PoMo real estate round-up, comparisons
Got a couple of million bucks? Less? See sample listings and anomalies below!
Note: If the St George home above is sold in the $2M range or above with the intention of building multi-family housing, it is extremely unlikely affordable units will result given acquisition, re-zoning, and building costs.
For a price similar to the St George home above, these can be yours in West Vancouver.
Back closer to home …
Below, no OCP/zoning changes on city map.
1935 Clarke Street, 2019 assessment: $1,664,900 (2015: $696,000)
1940 St Johns Street, 2019 assessment: $1,663,900 (2015: $682,200)
Finally, empty sub-divided lots:
See MCCA post Vanishing Moody Centre
Link for images below: https://www.zolo.ca/out-of-area-real-estate/2705-st-george-street/lot-b
2707 St George, 2019 assessment (large lot, un-subdivided): $1,425,800 (2015: $633,400)
2705 St George, 2019 assessment (large lot, un-subdivided): $1,242,000 (2015: $748,000)
The original idea of lot subdivision was to incentivize heritage protection.
The new standard does not require heritage protection. Arguments for allowing lot subdivision included allowing “gentle density” as well as — in theory — providing an opportunity for more affordable housing due to smaller lot size.
There are many more interesting pricing variances in Port Moody; the above is just a snapshot.
Official Community Plan (OCP) and/or zoning changes — impacts in Port Moody
OCP and/or zoning changes have had profound impacts on home assessments. In Moody Centre the re-colouring of OCP maps has produced a speculative frenzy. This is also true in Coronation Park (though less has actually happened there than Moody Centre), and a few fringe areas such as “Westport” comprising part of Moody Centre and west of Moody Centre’s boundary of Albert/Barnet. As shown above, assessed values can be unrealistic and not reflective of what a property might actually sell for, especially in a market down-turn.
Many people who haven’t owned/occupied for 10 or more years (or unable to defer taxes), are in a difficult situation, due to skyrocketing assessments which impact on annual taxes. This affects people who may have bought well before the OCP changes were on the table, and planned to make this neighbourhood their home. It also affects tenants who aren’t owner-occupiers; they can be in danger of losing ‘their’ homes if the taxes become too much for the property owner. This is driven by the decisions of council (OCP and zoning) and by developers who have recently paid well in excess of assessed value with plans to apply for rezoning (and variances such as Marcon’s ask for 6 storeys in place of 3 on St George Street, which council approved).
All of this might be more palatable if there were more housing options in the city. What were once considered affordable homes are now out-of-reach, and affordable housing is almost non-existent in Port Moody.
One obvious partial solution would be for all assessments to be based on “actual” use, not “potential” use. Once an application for a zoning change is approved, then “potential” value could kick in. This means involvement by the provincial government. The city could play a role as well, notably to lobby the province.
Port Moody’s OCP process, and events that have happened since then (many major amendments), and the decision-makers, did not appear to consider these unintended consequences.
A few years ago council approved a request to convert many rental townhomes (e.g., Shoreline Circle) into strata units for sale, resulting in displacement — people moving out of the city to find housing within their budget and that suited their needs. At the time, the thought on council seemed to be that the tenants would want to acquire the units they currently rented, without considering people’s different needs, such as renting because they can’t afford to buy, or not wanting to buy real estate for various reasons (other investment strategies, mobility reasons, etc.).

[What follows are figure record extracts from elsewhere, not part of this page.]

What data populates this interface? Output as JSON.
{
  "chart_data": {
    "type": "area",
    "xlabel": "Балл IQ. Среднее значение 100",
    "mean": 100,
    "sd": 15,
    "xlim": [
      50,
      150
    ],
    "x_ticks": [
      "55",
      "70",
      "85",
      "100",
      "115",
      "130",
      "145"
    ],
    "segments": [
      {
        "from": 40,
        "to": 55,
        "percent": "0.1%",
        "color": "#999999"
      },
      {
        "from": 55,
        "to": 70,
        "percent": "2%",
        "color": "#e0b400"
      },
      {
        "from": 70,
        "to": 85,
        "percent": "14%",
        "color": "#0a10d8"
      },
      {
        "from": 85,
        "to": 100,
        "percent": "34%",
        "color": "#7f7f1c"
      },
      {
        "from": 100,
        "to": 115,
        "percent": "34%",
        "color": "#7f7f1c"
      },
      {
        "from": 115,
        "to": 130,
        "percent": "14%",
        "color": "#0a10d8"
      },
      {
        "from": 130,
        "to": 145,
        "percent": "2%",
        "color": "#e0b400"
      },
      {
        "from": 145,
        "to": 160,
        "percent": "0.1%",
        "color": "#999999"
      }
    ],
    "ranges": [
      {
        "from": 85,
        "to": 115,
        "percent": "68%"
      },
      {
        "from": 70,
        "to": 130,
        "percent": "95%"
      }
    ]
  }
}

Port Moody real estate, and notably Moody Centre, is full of strange anomalies. Policies provide little protection for people with low to average incomes. The affordability problem is growing at a rapid pace.
Decision-makers, take note!
The Moody Centre Community Association (MCCA) welcomes your comments.
News article, related:
Dan Fumano: Property values and implications for Vancouver’s city-wide plan
Vancouver Sun, updated Feb. 22, 2019
“When the city implements a community plan for a neighbourhood, they’re meant to be “road maps” in the city’s words, providing “clear but flexible frameworks to guide positive change and development in neighbourhoods.”
But community plans also make neighbourhoods appealing to developers, Yan said.
“It’s where speculation occurs before a stick of housing goes up … Property values go up first before the buildings,” Yan said. “Overall, it may be a windfall for property owners. But it’s a hurricane for commercial and residential renters.”